Duke Daytime MBA Student Blog
The Power of Change
Today, Fuqua hosted the seminar “Hydropower, Pipelines, and Petroleum: The U.S. – Canada Energy Relationship.” With a collection of scholars and energy executives, the speakers and panelists were well versed in discussing the increasing reliance of the United States on Canada for energy support, and depicted a future which will inevitably involve significant cooperation between the two countries. More so than anything else, there was an implicit agreement that the future of energy distribution will look very different from the past, and will involve many more parties than have historically been involved.

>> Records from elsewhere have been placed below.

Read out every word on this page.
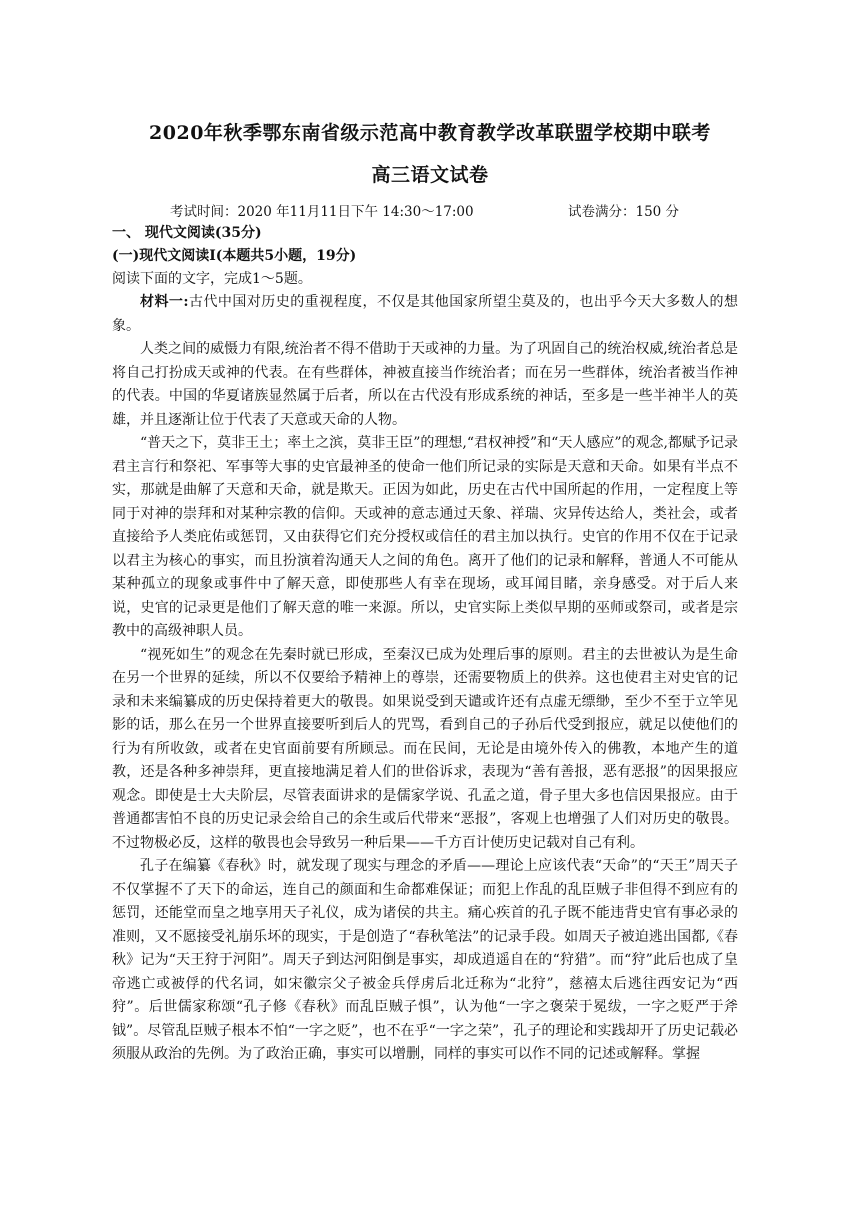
2020年秋季鄂东南省级示范高中教育教学改革联盟学校期中联考
高三语文试卷
考试时间：2020 年11月11日下午 14:30～17:00	试卷满分：150 分
一、 现代文阅读(35分)
(一)现代文阅读Ⅰ(本题共5小题，19分)
阅读下面的文字，完成1～5题。

材料一:古代中国对历史的重视程度，不仅是其他国家所望尘莫及的，也出乎今天大多数人的想象。

人类之间的威慑力有限,统治者不得不借助于天或神的力量。为了巩固自己的统治权威,统治者总是将自己打扮成天或神的代表。在有些群体，神被直接当作统治者；而在另一些群体，统治者被当作神的代表。中国的华夏诸族显然属于后者，所以在古代没有形成系统的神话，至多是一些半神半人的英雄，并且逐渐让位于代表了天意或天命的人物。

“普天之下，莫非王土；率土之滨，莫非王臣”的理想,“君权神授”和“天人感应”的观念,都赋予记录君主言行和祭祀、军事等大事的史官最神圣的使命一他们所记录的实际是天意和天命。如果有半点不实，那就是曲解了天意和天命，就是欺天。正因为如此，历史在古代中国所起的作用，一定程度上等同于对神的崇拜和对某种宗教的信仰。天或神的意志通过天象、祥瑞、灾异传达给人，类社会，或者直接给予人类庇佑或惩罚，又由获得它们充分授权或信任的君主加以执行。史官的作用不仅在于记录以君主为核心的事实，而且扮演着沟通天人之间的角色。离开了他们的记录和解释，普通人不可能从某种孤立的现象或事件中了解天意，即使那些人有幸在现场，或耳闻目睹，亲身感受。对于后人来说，史官的记录更是他们了解天意的唯一来源。所以，史官实际上类似早期的巫师或祭司，或者是宗教中的高级神职人员。

“视死如生”的观念在先秦时就已形成，至秦汉已成为处理后事的原则。君主的去世被认为是生命在另一个世界的延续，所以不仅要给予精神上的尊崇，还需要物质上的供养。这也使君主对史官的记录和未来编纂成的历史保持着更大的敬畏。如果说受到天谴或许还有点虚无缥缈，至少不至于立竿见影的话，那么在另一个世界直接要听到后人的咒骂，看到自己的子孙后代受到报应，就足以使他们的行为有所收敛，或者在史官面前要有所顾忌。而在民间，无论是由境外传入的佛教，本地产生的道教，还是各种多神崇拜，更直接地满足着人们的世俗诉求，表现为“善有善报，恶有恶报”的因果报应观念。即使是士大夫阶层，尽管表面讲求的是儒家学说、孔孟之道，骨子里大多也信因果报应。由于普通都害怕不良的历史记录会给自己的余生或后代带来“恶报”，客观上也增强了人们对历史的敬畏。不过物极必反，这样的敬畏也会导致另一种后果——千方百计使历史记载对自己有利。

孔子在编纂《春秋》时，就发现了现实与理念的矛盾——理论上应该代表“天命”的“天王”周天子不仅掌握不了天下的命运，连自己的颜面和生命都难保证；而犯上作乱的乱臣贼子非但得不到应有的惩罚，还能堂而皇之地享用天子礼仪，成为诸侯的共主。痛心疾首的孔子既不能违背史官有事必录的准则，又不愿接受礼崩乐坏的现实，于是创造了“春秋笔法”的记录手段。如周天子被迫逃出国都,《春秋》记为“天王狩于河阳”。周天子到达河阳倒是事实，却成逍遥自在的“狩猎”。而“狩”此后也成了皇帝逃亡或被俘的代名词，如宋徽宗父子被金兵俘虏后北迁称为“北狩”，慈禧太后逃往西安记为“西狩”。后世儒家称颂“孔子修《春秋》而乱臣贼子惧”，认为他“一字之褒荣于冕绂，一字之贬严于斧钺”。尽管乱臣贼子根本不怕“一字之贬”，也不在乎“一字之荣”，孔子的理论和实践却开了历史记载必须服从政治的先例。为了政治正确，事实可以增删，同样的事实可以作不同的记述或解释。掌握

One of the things I’ve liked best about my Fuqua experience is that nearly everything we’re subject to seems relevant. There’s hardly anything abstract in our curriculum or elsewhere, and obviously, energy is going to be one of the dominant topics on our national discourse in the next 50 years.
Energy consumption is something that we’ve more or less taken for granted as a nation, since the invention of the automobile, but that assumption is going to be called into question more and more as our natural resources become depleted, and as they face uncertainty due to unrest within the countries that produce oil. To listen to our highly publicized energy debates now, it’s clear that not everyone believes we need to make material changes to our consumption patterns, and to me, this presents a significant hurdle to enacting change.
In the midst of the confusion about the steps we must collectively take to survive, I believe today’s MBA is going to have a tremendous role. Investment in alternative energy sources, which is going to be of the utmost importance as our current supplies dwindle, is an ambitious task, to put it mildly. And there are few people who are going to be in a position to initiate such change. MBAs, however, are uniquely qualified.
- First, today’s curriculum has provided us with tremendous foresight. Within days of arriving on campus, it becomes impossible to think of current events in isolation, and we can’t ignore their long-term consequences. If the general population doesn’t believe that we’re in a historic bind, an MBA can prove, through any number of channels, that this is a necessary adjustment.
- Second, MBAs now are trained in how to make decisions expediently and accurately. Many courses are developed around being able to act quickly and justify ones actions. With the public division over energy change, a little bit of both will be required.
- Finally, the energy arena of the future will likely differ from that of the past in that it’s going to require much more public assistance, and as such, is going to demand transparency and integrity. Today’s MBA, it seems, understands that both are not just crucial to creating an atmosphere of compliance, but are simply good business practices.